Well, your son is older (but no wiser) and will soon be legally (if not emotionally) classified as an adult, and no longer your responsibility. In this respect, I would encourage you to give him a lavish farewell party, a small sum of money to tide him over, and your best wishes for his future happiness in whatever pursuits he so chooses. From there, you can begin to reclaim your life.
Yes, you are obligated to care for him until such time, since you made choices that proved to be unwise (- perhaps relinquishing much of your authority for fear of lost/reduced affection?) - that is not his fault, if you can follow my drift, but you still have time to simply say no and let the child rage away in petulance (but don't forget to pass on the costs for damages!).

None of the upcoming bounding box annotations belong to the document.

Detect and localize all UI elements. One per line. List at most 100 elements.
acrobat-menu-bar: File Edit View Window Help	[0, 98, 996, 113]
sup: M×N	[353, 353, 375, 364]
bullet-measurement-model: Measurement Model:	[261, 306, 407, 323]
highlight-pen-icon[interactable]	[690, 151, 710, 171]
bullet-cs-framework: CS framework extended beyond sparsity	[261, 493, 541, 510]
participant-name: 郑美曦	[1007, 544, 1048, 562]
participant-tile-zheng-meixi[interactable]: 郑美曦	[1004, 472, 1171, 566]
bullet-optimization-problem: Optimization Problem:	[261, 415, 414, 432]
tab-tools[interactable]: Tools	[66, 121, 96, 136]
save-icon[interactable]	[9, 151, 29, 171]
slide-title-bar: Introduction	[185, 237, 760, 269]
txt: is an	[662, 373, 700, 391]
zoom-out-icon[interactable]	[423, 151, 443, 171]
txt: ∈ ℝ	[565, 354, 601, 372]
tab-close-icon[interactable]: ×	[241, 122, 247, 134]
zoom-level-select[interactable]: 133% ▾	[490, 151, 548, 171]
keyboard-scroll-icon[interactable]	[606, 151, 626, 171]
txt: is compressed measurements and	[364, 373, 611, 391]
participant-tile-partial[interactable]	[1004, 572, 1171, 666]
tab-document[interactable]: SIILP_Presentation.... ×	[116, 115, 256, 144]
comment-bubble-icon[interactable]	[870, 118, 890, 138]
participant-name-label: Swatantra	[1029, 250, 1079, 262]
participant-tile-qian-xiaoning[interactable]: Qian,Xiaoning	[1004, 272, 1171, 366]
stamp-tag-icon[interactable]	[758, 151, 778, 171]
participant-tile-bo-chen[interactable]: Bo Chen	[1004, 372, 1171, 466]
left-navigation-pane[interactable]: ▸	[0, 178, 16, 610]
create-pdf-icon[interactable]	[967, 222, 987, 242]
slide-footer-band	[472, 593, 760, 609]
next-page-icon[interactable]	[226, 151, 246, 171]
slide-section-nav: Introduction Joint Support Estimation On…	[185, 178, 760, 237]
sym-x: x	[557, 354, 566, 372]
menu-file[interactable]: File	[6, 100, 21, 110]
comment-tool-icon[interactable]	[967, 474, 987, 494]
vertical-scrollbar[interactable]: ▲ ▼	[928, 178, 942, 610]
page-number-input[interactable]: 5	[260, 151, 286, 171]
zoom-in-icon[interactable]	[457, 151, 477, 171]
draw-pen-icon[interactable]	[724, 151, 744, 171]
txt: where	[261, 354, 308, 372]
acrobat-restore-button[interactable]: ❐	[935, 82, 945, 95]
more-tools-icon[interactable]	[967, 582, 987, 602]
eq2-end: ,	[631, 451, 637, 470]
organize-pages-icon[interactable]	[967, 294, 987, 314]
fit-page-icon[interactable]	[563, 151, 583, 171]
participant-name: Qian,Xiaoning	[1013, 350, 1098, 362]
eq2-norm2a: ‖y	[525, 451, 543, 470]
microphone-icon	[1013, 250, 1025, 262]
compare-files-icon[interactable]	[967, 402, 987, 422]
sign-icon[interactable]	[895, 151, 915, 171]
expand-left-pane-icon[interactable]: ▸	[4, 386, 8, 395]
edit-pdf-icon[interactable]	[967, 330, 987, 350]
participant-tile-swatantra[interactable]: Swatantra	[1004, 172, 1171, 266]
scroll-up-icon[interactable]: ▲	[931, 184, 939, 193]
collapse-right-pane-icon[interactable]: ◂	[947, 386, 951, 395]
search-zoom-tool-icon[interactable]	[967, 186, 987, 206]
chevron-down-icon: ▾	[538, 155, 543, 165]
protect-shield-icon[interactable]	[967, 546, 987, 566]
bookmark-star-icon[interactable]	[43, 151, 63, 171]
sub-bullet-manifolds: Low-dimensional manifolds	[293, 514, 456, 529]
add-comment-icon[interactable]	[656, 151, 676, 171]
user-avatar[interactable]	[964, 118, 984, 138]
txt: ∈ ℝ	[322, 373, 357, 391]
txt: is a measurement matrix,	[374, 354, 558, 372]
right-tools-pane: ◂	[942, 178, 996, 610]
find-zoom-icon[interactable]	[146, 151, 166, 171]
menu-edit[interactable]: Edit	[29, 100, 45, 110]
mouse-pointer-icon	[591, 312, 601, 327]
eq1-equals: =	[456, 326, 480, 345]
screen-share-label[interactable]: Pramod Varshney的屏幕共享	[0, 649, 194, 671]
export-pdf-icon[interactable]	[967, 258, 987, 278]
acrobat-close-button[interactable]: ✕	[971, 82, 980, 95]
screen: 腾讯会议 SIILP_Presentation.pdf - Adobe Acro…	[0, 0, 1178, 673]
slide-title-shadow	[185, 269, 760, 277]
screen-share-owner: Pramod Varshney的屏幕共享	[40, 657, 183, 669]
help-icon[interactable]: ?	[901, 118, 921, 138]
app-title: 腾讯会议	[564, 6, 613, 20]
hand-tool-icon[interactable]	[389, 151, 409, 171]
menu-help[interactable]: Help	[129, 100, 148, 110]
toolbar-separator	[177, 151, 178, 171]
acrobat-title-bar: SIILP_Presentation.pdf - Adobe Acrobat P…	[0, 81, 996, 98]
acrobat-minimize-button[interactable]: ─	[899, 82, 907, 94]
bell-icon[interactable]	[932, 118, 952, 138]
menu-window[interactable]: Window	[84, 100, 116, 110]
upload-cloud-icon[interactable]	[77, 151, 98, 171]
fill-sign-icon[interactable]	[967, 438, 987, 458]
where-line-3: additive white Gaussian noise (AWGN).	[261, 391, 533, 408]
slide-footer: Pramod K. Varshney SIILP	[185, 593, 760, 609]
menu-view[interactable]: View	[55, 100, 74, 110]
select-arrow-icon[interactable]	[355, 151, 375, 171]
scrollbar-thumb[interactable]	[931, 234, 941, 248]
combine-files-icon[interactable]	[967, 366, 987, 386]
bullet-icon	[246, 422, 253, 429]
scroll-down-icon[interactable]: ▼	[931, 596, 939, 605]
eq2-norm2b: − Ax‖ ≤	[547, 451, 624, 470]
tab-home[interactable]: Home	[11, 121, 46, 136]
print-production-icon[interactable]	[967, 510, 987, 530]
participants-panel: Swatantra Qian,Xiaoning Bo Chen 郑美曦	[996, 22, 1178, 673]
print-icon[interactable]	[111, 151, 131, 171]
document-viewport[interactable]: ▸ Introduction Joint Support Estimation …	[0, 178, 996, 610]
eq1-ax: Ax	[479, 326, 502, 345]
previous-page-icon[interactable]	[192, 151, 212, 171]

Was there any legally binding agreement re co parenting arrangements that you might wish to pursue through the courts, or did you inadvertently place this burden upon yourself? The tough news that is always hard to hear, is that your son owes you nothing - it's harsh, unfair, and disgraceful; but only you had the obligation - the rest must come at the behest of the individual.
Love your son for he will always be, and remember that his frustrations play out from his upbringing and experiences. Time may mellow him to see the bigger picture, but there will surely be much suffering before that eventuates, so feel for his struggles just a little, and hopefully you will find the love you seek and deserve - it is there, but very deeply concealed.